I had another production VM start pausing itself.  This one had been running for more than 4 years on a 60G LVM volume.  It has had the occasional snapshot during that time though all have been "removed" using the virt-manager gui so I used qemu-img as you suggested.

# qemu-img convert /dev/trk-kvm-02-vg/rt44 -O qcow2 /mnt/scratch/rt44.qcow2

dd'd the qcow2 image back on to the LV after testing it boots OK directly from the image and it is in production again.

The VM itself reports ample space available:

$ df -h
Filesystem                       Size  Used Avail Use% Mounted on
udev                             3.9G     0  3.9G   0% /dev
tmpfs                            789M  8.8M  780M   2% /run
/dev/mapper/RT--vg-root           51G   21G   28G  42% /
tmpfs                            3.9G     0  3.9G   0% /dev/shm
tmpfs                            5.0M     0  5.0M   0% /run/lock
tmpfs                            3.9G     0  3.9G   0% /sys/fs/cgroup
/dev/vda1                        472M  155M  293M  35% /boot
192.168.0.16:/volume1/fileLevel  8.1T  2.5T  5.6T  31% /mnt/nfs/fileLevel
tmpfs                            789M     0  789M   0% /run/user/1000

I would prefer to not get caught out again with this machine pausing, how can I determine how much space is being used up by 'deleted' internal snapshots?  Do you have any suggested reading on this?

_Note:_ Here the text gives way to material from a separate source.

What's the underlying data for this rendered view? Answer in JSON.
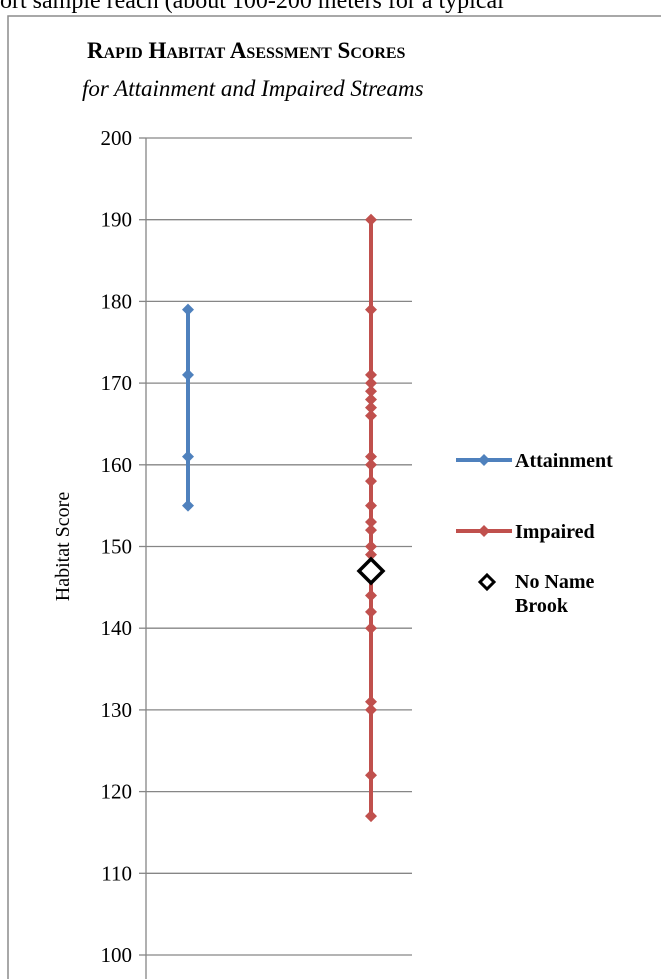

If I extend the LVM volume but not the guest file system will snapshots be "at the end" of the LV and "outside" the guest file system?

If I were to expand the guest's ext4 file system I would want to do it unmounted and from a live CD but I'm having a heck of a time getting my live distro to use the virtio disk drivers.  Any advice there?

sincerely

Paul O'Rorke
Tracker Software Products (Canada) Limited
www.tracker-software.com
Tel: +1 (250) 324 1621
Fax: +1 (250) 324 1623



Support:
http://www.tracker-software.com/support
Download latest Releases
http://www.tracker-software.com/downloads/




On 2018-05-01 02:31 PM, Eric Blake wrote:
On 05/01/2018 04:17 PM, Paul O'Rorke wrote:
I have been using internal snapshots on production qcow2 images for a couple of years, admittedly as infrequently as possible with one exception and that exception has had multiple snapshots taken and removed using virt-manager's GUI.

I was unaware of this:
There are some technical downsides to
internal snapshots IIUC, such as inability to free the space used by the
internal snapshot when it is deleted,

This is not an insurmountable difficulty, just one that no one has spent time coding up.


This might explain why this VM recently kept going into a paused state and I had to extend the volume to get it to stay up.  This VM is used for testing our software in SharePoint and we make heavy use of snapshots.  Is there nothing I can to do recover that space?

If you have no internal snapshots, you can do a 'qemu-img convert' to copy just the portion of the image that is actively in use; the copy will use less disk space than the original because it got rid of the now-unused space.  'virt-sparsify' from libguestfs takes this one step further, by also removing unused space within the guest filesystem itself.

In fact, even if you do have internal snapshots, there is probably a sequence of 'qemu-img convert' invocations that can ultimately convert all of your internal snapshots into an external chain of snapshots; but I don't have a ready formula off-hand to point to (experiment on an image you don't care about, before doing it on your production image).

What would be the best practice then for a VM that needs to be able to create and remove snapshots on a regular basis?

In a managed environment, external snapshots probably have the most support for creating and later merging portions of a chain of snapshots, although we could still improve libvirt to make this feel like more of a first class citizen.